'Silent Hill: Revelation 3D' review: Scary bad
If you've played a few rounds of the Konami video game that inspired "Silent Hill: Revelation 3D," you might understand what's happening on screen. If not, I guarantee that you will have no idea.
Horror flicks aren't exactly famous for their airtight plots, but "Revelation" -- a sequel to 2006's "Silent Hill" -- is in a league of its own. Our heroine is Heather Mason (Adelaide Clemens), a teenager plagued by nightmares about a dark burg called Silent Hill. It's an otherworldly place (though it once had a coal industry) and it's accessible only through a supernatural portal (or by car). Its amusement park is now used mainly for torture.
Heather and her dad, Harry (Sean Bean, reprising a thankless role), are on the run from shadowy forces, but the moment they arrive in their new Anytown, strange things begin to happen. Faceless monsters appear on the street, little kids giggle ghoulishly and Heather's high school suddenly transforms into the set of a Slipknot video. Only her cute classmate Vincent (Kit Harington) seems to sympathize. Soon, they'll both enter Silent Hill.
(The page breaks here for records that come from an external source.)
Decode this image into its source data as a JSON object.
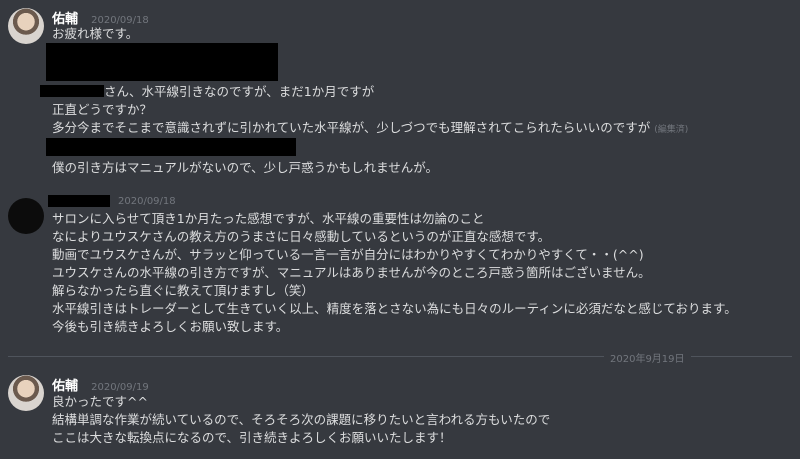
{
  "messages": [
    {
      "username": "佑輔",
      "timestamp": "2020/09/18",
      "lines": [
        "お疲れ様です。",
        "さん、水平線引きなのですが、まだ1か月ですが",
        "正直どうですか？",
        "多分今までそこまで意識されずに引かれていた水平線が、少しづつでも理解されてこられたらいいのですが",
        "僕の引き方はマニュアルがないので、少し戸惑うかもしれませんが。"
      ],
      "edited_label": "(編集済)"
    },
    {
      "username": "",
      "timestamp": "2020/09/18",
      "lines": [
        "サロンに入らせて頂き1か月たった感想ですが、水平線の重要性は勿論のこと",
        "なによりユウスケさんの教え方のうまさに日々感動しているというのが正直な感想です。",
        "動画でユウスケさんが、サラッと仰っている一言一言が自分にはわかりやすくてわかりやすくて・・(^^)",
        "ユウスケさんの水平線の引き方ですが、マニュアルはありませんが今のところ戸惑う箇所はございません。",
        "解らなかったら直ぐに教えて頂けますし（笑）",
        "水平線引きはトレーダーとして生きていく以上、精度を落とさない為にも日々のルーティンに必須だなと感じております。",
        "今後も引き続きよろしくお願い致します。"
      ]
    },
    {
      "username": "佑輔",
      "timestamp": "2020/09/19",
      "lines": [
        "良かったです^^",
        "結構単調な作業が続いているので、そろそろ次の課題に移りたいと言われる方もいたので",
        "ここは大きな転換点になるので、引き続きよろしくお願いいたします！"
      ]
    }
  ],
  "date_divider": "2020年9月19日"
}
What ghastly creatures dwell there? For starters, far-fallen actors Malcolm McDowell, as a gashed-up mental patient, and Carrie-Anne Moss, playing a demonic matriarch. Mostly, though, Silent Hill is filled with horror-fantasy figures from a schoolboy's sketchbook: cleaver-wielding nurses, an armored bodybuilder, a naked lady.
What makes this movie so wretched isn't the dopey effects or the bottom-barrel acting but Michael J. Bassett's incoherent script and plodding direction. "Revelation" is incredibly boring as well as totally baffling. If anyone can explain why this movie ends with a shot of speeding police cars, please let me know.
PLOT A teenage girl hunted by shadowy figures must confront her mysterious past. RATING R (nudity, violence, gore, language)
CAST Adelaide Clemens, Kit Harington, Carrie-Anne Moss
LENGTH 1:34
PLAYING AT Area theaters, some in 3-D
BOTTOM LINE This wretched screen version of a survival video game is hampered less by its bottom- barrel acting than by its completely witless script. It's an insult to bad horror movies.